Thursday, September 28th, 2017

In recognition of the success of its engineering programs, County College of Morris recently was awarded a $35,000 grant from the Arconic Foundation to purchase additional state-of-the-art equipment for its engineering labs.

“This is another major step forward in the ongoing development of our engineering program and facilities,” said Patrick Enright, dean of the School of Professional Studies and Applied Sciences.

High school students enrolled in the NASA HUNCH program

High school students enrolled in the NASA HUNCH program at CCM work with Professor Venancio Fuentes (second from right) and Lab Assistant Eric Pedersen (far right) in the college’s Engineering Lab.
Credit: Shelley Kusnetz Photography

The grant will be used to purchase a Computer Numerical Control (CNC) Multi-Axis Vertical Mill, which is used for fabricating parts. The machine will further enhance the hands-on learning opportunities for engineering students at the college.

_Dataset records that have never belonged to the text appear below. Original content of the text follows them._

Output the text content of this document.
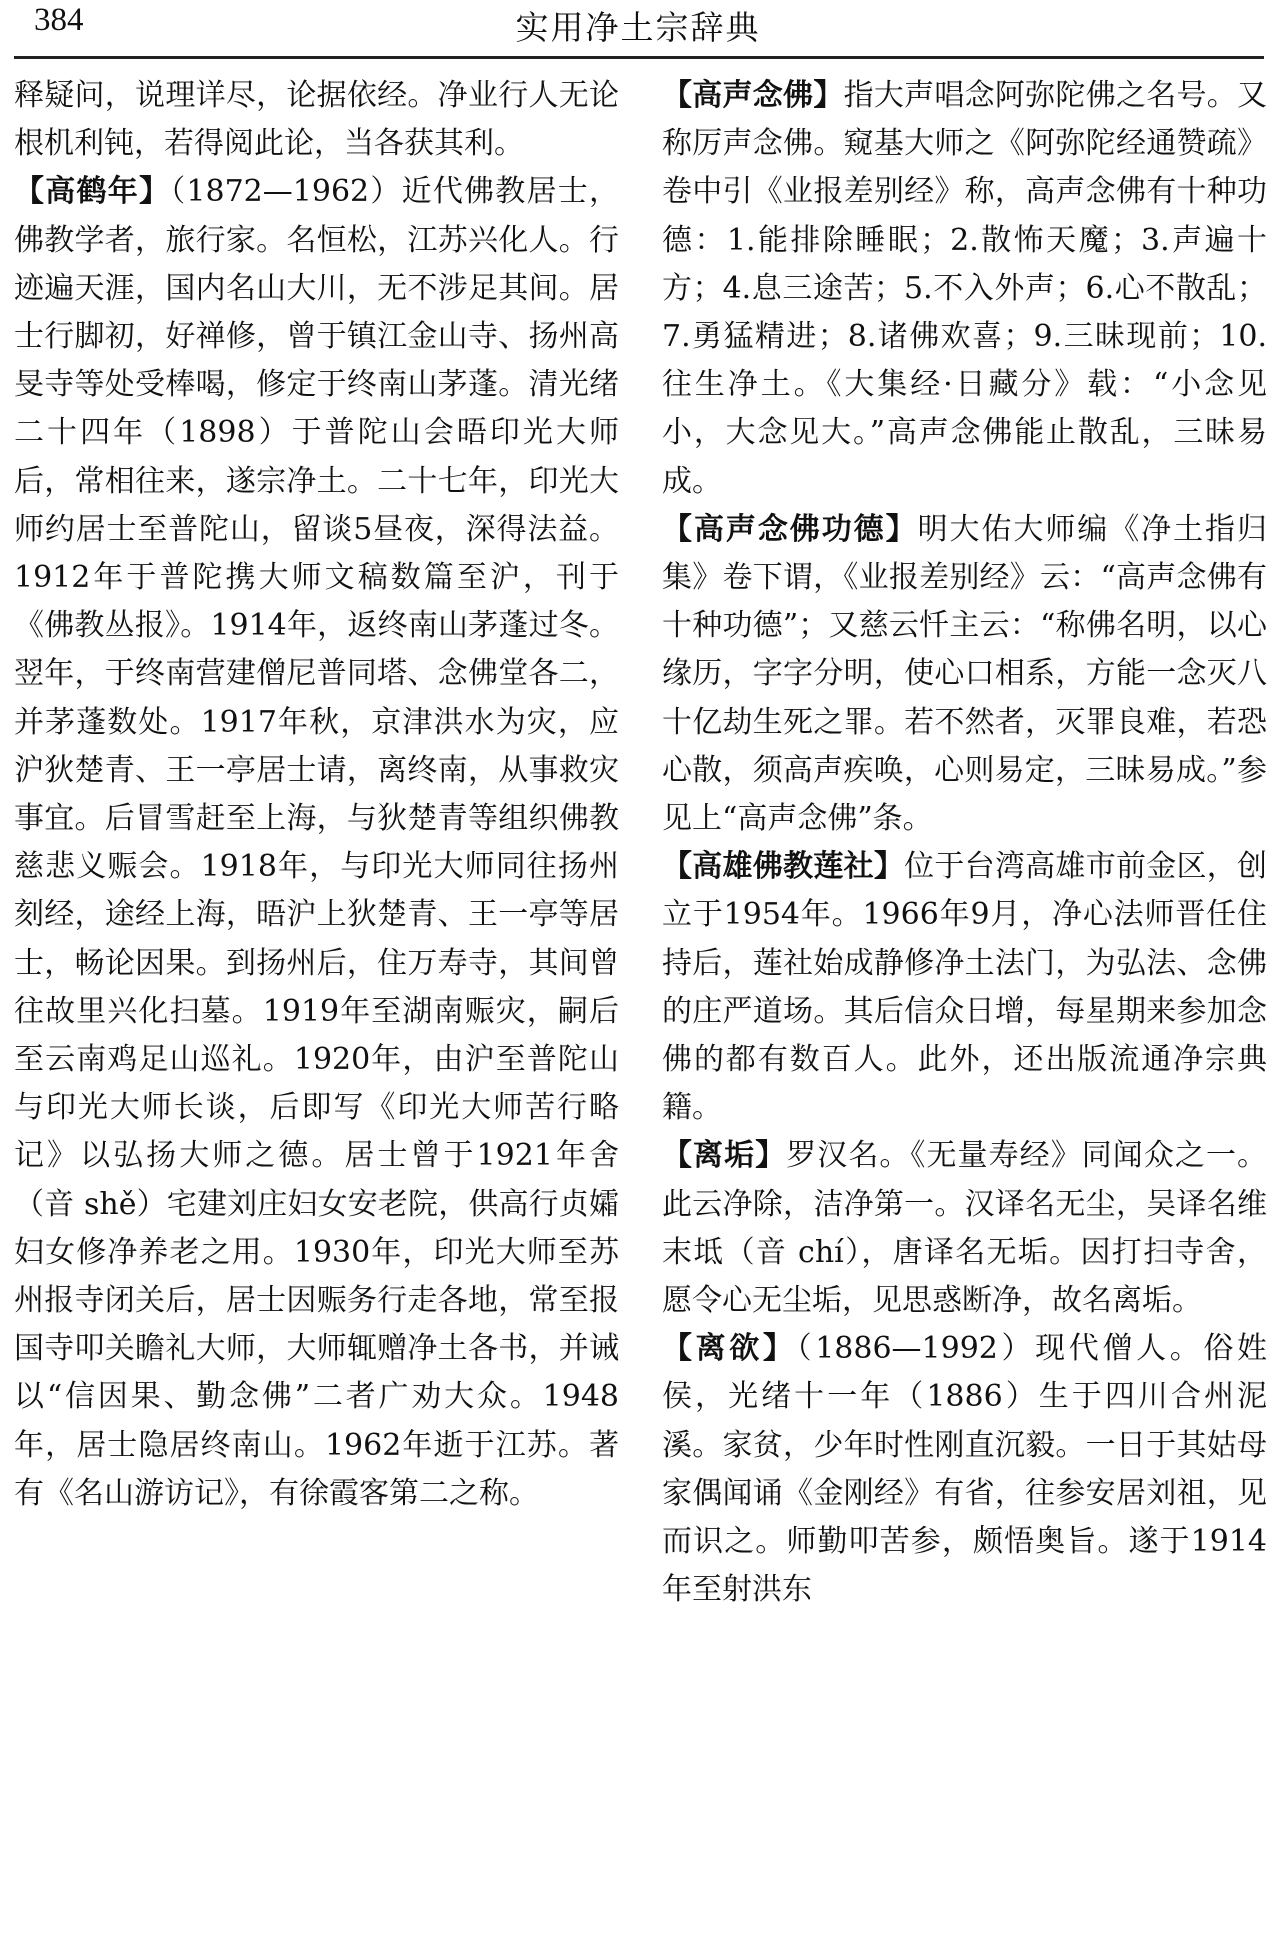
384	实用净土宗辞典

释疑问，说理详尽，论据依经。净业行人无论根机利钝，若得阅此论，当各获其利。

【高鹤年】（1872—1962）近代佛教居士，佛教学者，旅行家。名恒松，江苏兴化人。行迹遍天涯，国内名山大川，无不涉足其间。居士行脚初，好禅修，曾于镇江金山寺、扬州高旻寺等处受棒喝，修定于终南山茅蓬。清光绪二十四年（1898）于普陀山会晤印光大师后，常相往来，遂宗净土。二十七年，印光大师约居士至普陀山，留谈5昼夜，深得法益。1912年于普陀携大师文稿数篇至沪，刊于《佛教丛报》。1914年，返终南山茅蓬过冬。翌年，于终南营建僧尼普同塔、念佛堂各二，并茅蓬数处。1917年秋，京津洪水为灾，应沪狄楚青、王一亭居士请，离终南，从事救灾事宜。后冒雪赶至上海，与狄楚青等组织佛教慈悲义赈会。1918年，与印光大师同往扬州刻经，途经上海，晤沪上狄楚青、王一亭等居士，畅论因果。到扬州后，住万寿寺，其间曾往故里兴化扫墓。1919年至湖南赈灾，嗣后至云南鸡足山巡礼。1920年，由沪至普陀山与印光大师长谈，后即写《印光大师苦行略记》以弘扬大师之德。居士曾于1921年舍（音 shě）宅建刘庄妇女安老院，供高行贞孀妇女修净养老之用。1930年，印光大师至苏州报寺闭关后，居士因赈务行走各地，常至报国寺叩关瞻礼大师，大师辄赠净土各书，并诫以“信因果、勤念佛”二者广劝大众。1948年，居士隐居终南山。1962年逝于江苏。著有《名山游访记》，有徐霞客第二之称。

【高声念佛】指大声唱念阿弥陀佛之名号。又称厉声念佛。窥基大师之《阿弥陀经通赞疏》卷中引《业报差别经》称，高声念佛有十种功德：1.能排除睡眠；2.散怖天魔；3.声遍十方；4.息三途苦；5.不入外声；6.心不散乱；7.勇猛精进；8.诸佛欢喜；9.三昧现前；10.往生净土。《大集经·日藏分》载：“小念见小，大念见大。”高声念佛能止散乱，三昧易成。

【高声念佛功德】明大佑大师编《净土指归集》卷下谓，《业报差别经》云：“高声念佛有十种功德”；又慈云忏主云：“称佛名明，以心缘历，字字分明，使心口相系，方能一念灭八十亿劫生死之罪。若不然者，灭罪良难，若恐心散，须高声疾唤，心则易定，三昧易成。”参见上“高声念佛”条。

【高雄佛教莲社】位于台湾高雄市前金区，创立于1954年。1966年9月，净心法师晋任住持后，莲社始成静修净土法门，为弘法、念佛的庄严道场。其后信众日增，每星期来参加念佛的都有数百人。此外，还出版流通净宗典籍。

【离垢】罗汉名。《无量寿经》同闻众之一。此云净除，洁净第一。汉译名无尘，吴译名维末坻（音 chí），唐译名无垢。因打扫寺舍，愿令心无尘垢，见思惑断净，故名离垢。

【离欲】（1886—1992）现代僧人。俗姓侯，光绪十一年（1886）生于四川合州泥溪。家贫，少年时性刚直沉毅。一日于其姑母家偶闻诵《金刚经》有省，往参安居刘祖，见而识之。师勤叩苦参，颇悟奥旨。遂于1914年至射洪东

Included among the college’s noteworthy engineering programs is its joint high school/college program in Engineering Design and Advanced Manufacturing (EDAM). The EDAM students at CCM are participants in a share-time program developed by the Morris County Vocational School District in partnership with the college. As part of that program, the students work as affiliates in the High School Students United with NASA to Create Hardware (HUNCH) program to build parts for the International Space Station. The first EDAM class, which began at CCM in 2015, worked on stowage lockers for the space station that carry the signatures of the students and several CCM officials.

The EDAM program is a component in CCM’s ongoing efforts to meet growing demand in the field of advanced manufacturing.

“Our goal is to establish CCM as the premier provider of training and education for advanced manufacturing in New Jersey and for industry leaders to recognize us as the first source for their future workforce,” said Enright.

To better align the college’s curriculum with the needs of Morris County manufacturers, the college is introducing two new courses: Manufacturing Process for Engineering Technology and a capstone course for Advanced Manufacturing and CNC Programming. These courses will increase the hands-on aspects of the programs and further develop skills needed in the workplace.

The Mechanical Engineering Technology program at CCM is an ABET-accredited Associate of Applied Science degree program, whose enrollment has increased more than 55 percent over the last five years.

With more than 400 manufacturing companies in Morris County, there is a strong demand in the area for highly skilled engineering and production technicians with expertise in CNC machining, design and quality control.

The Arconic Foundation’s mission is to help support the workforce of tomorrow for successful, rewarding careers in manufacturing.